I really wish there was a way to force companies (ie: legislate) to place far higher importance on this. I've also been in situations where, as a developer, I've had managers scuttle or ignore requests to lock things down, in the interests of deadlines or cost or worse yet, "we'll fix it once it's up and running."
I've personally made a few bucks scraping the entire use database of a bar, online golf game that ran tournies. For their competitors.
Just don't advertise what your doing and nobody cares.
I never had an account, never agreed to TOS. Zero security, enter acct name, data came up. Just hammered the site, brute force.
John McAfee 'It was like that time I hired that Bangkok prostitute; to do my taxes, while I fucked my accountant'
Pics or it didn't happen.
Fuck me, this guy is a full blown autist.
He used Python, so he's probably just a mild aspie. If he had been a full-blown autist he would have used ruby.
lucm, indeed.
And was almost expelled for FaceMash
I bitch and moan about Facebook and AI. After all, I am just a "no social life, crazy" Linux user. You tell people how stupid it is to use anything related to Facebook and that AI is nothing more than a tool to kill encryption and anonymity, and people get angry; I'm sure Slashdot keeps a record of my comments for you to confirm my rantings on this. And not to take credit, for many others have made this point as well. I know Slashdot has a Facebook and there will probably be a bunch of moderating in the next 12 hours. And before the AC's decide to flood the rest of the space with "Leftest and Rightest" mumbo jumbo to distract everyone, or FB releases damage control articles, I do not mind being that asshole at all to say all of us told you so. I hold my cardboard sign proudly.

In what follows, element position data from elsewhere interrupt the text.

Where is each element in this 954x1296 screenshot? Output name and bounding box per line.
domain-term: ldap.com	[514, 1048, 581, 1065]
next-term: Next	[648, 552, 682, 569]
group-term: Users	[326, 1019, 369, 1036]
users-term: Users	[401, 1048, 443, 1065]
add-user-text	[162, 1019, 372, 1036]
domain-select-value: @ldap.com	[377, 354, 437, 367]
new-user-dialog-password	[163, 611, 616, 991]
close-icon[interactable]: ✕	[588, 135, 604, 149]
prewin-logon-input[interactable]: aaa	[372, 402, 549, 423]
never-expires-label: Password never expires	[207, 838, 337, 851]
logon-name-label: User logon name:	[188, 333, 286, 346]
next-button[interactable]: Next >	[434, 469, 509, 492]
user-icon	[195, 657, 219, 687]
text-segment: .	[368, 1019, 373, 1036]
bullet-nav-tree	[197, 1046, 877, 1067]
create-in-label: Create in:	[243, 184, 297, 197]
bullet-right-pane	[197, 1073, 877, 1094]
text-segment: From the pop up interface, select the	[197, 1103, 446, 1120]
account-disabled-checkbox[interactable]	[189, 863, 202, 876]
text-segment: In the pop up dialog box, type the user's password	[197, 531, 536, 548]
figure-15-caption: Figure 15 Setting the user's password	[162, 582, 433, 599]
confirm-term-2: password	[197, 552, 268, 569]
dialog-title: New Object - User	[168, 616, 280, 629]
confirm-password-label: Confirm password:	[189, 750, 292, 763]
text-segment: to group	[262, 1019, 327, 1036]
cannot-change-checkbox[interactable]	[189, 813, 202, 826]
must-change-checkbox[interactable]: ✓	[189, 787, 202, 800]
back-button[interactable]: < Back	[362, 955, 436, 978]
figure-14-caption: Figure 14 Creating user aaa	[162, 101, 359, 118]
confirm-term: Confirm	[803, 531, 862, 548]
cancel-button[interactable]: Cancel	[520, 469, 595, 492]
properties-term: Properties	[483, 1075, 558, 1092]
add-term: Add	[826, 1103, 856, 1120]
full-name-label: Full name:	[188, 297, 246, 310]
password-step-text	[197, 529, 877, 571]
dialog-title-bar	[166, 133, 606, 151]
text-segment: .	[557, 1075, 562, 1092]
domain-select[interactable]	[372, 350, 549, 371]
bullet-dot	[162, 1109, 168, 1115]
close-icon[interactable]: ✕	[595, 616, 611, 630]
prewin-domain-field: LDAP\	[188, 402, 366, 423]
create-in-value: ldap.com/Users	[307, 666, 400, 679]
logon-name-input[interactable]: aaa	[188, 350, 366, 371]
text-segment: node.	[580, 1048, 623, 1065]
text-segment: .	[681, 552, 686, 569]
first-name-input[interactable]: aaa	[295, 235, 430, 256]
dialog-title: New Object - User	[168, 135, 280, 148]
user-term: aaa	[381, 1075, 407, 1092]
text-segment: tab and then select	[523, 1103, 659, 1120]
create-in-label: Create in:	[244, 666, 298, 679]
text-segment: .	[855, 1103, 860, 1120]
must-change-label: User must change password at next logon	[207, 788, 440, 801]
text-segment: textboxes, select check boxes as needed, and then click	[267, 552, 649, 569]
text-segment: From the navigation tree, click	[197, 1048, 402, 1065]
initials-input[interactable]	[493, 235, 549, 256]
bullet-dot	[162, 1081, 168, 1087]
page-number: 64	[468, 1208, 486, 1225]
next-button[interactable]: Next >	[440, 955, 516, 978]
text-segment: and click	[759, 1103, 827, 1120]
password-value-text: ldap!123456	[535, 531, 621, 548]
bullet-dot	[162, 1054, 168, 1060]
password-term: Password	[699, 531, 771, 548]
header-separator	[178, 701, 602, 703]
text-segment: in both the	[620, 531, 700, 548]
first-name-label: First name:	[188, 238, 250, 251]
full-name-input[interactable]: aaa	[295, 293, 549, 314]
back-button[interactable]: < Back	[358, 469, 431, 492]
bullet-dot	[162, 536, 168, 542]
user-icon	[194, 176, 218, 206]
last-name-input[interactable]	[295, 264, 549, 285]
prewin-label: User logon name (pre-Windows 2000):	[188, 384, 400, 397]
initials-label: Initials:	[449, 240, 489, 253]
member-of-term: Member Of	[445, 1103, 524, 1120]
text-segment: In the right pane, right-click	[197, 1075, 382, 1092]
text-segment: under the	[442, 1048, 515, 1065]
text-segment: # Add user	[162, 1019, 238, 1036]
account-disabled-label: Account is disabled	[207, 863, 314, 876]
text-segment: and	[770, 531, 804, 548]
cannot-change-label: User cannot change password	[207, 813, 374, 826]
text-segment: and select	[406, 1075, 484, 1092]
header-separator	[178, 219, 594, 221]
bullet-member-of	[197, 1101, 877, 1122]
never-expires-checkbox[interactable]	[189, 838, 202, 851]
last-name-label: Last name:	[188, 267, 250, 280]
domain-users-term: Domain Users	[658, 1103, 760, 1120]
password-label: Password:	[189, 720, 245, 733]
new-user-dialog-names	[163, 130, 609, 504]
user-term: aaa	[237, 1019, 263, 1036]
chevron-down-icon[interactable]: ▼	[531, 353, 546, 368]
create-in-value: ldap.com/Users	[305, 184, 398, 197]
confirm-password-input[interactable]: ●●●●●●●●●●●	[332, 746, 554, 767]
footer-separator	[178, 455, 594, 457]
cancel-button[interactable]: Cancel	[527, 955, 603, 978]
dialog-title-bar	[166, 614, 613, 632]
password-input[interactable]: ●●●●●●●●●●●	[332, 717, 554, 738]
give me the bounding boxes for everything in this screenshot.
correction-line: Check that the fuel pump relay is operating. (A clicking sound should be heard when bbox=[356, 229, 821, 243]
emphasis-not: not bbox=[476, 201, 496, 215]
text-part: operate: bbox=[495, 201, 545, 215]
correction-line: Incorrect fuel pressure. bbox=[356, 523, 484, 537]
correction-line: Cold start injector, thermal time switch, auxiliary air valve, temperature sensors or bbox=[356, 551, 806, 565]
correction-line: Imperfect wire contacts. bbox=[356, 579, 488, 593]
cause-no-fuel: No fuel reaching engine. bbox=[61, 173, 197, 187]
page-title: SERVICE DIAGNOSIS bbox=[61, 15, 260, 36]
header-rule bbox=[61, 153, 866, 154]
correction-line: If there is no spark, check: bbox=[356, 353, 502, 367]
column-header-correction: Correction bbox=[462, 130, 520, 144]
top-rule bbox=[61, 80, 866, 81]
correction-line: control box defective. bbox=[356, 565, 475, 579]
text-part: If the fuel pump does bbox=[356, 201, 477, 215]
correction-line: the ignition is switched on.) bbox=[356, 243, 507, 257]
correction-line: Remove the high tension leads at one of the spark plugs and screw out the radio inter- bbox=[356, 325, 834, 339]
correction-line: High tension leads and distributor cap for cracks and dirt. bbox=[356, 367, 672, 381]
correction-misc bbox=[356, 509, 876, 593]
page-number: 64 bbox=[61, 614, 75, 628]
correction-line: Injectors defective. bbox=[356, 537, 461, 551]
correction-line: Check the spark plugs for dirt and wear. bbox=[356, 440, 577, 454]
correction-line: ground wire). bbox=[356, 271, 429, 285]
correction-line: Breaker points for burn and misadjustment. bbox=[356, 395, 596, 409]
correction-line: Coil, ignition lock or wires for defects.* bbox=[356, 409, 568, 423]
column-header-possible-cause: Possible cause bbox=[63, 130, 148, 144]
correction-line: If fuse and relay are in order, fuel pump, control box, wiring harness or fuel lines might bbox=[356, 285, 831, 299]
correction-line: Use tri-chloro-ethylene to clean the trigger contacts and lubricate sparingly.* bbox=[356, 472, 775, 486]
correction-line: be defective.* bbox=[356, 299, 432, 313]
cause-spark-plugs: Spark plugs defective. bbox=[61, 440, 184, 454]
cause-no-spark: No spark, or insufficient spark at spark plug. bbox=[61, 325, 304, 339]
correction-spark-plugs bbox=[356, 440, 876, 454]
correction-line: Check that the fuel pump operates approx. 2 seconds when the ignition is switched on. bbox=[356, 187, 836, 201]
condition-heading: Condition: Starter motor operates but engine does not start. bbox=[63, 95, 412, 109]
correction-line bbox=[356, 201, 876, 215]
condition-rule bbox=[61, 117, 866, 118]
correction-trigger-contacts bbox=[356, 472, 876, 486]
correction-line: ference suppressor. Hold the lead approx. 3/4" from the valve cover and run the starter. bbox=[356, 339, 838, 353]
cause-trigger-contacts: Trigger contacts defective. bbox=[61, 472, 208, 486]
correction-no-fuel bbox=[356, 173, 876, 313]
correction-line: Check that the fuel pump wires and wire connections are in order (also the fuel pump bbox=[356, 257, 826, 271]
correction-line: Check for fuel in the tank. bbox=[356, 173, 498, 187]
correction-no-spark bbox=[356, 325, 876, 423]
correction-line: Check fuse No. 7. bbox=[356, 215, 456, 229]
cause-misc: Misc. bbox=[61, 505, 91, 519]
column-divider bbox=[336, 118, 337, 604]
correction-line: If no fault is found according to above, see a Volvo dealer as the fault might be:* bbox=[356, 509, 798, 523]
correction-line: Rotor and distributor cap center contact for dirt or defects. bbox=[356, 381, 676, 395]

Well aspie or not, he's not wrong.
The guy's a sociopath. That's not the same as autism.
No link to the Github project? C'mon slashdot, why do I even bother with you?
You can only get matches if you use boost these days and depending on which Plus account they decide to put you on, that could be 1 boost per week or 1 per month and at either $10 per month or $20. They are also expensive if you buy them directly instead of using Plus and only last 30 minutes. I think more than half of the accounts on it are bots or inactive accounts, no way to tell the latter since they don't tell you the last time someone was on anymore. You can use the 1 free superlike each day (or 5 if using Plus) to act as a boost on one person, I just think most women end up taking those the wrong way, even if they liked back, so it does more harm than good unless you were already really hot in the first place.
So... has anyone actually seen the dataset? And can you make any comments about it?
-- I was raised on the command line, bitch
Well the api's allowed this to happen, which makes me think the TOS is at best an afterthought. As for users, you posted that stuff, based on history what the hell did you think would happen. Either get over it or stop behaving so irresponsibly.
Shiver me Tinders?
A concerted effort can and should be made to make this person's Family and Employer aware of his actions.
Well, it is.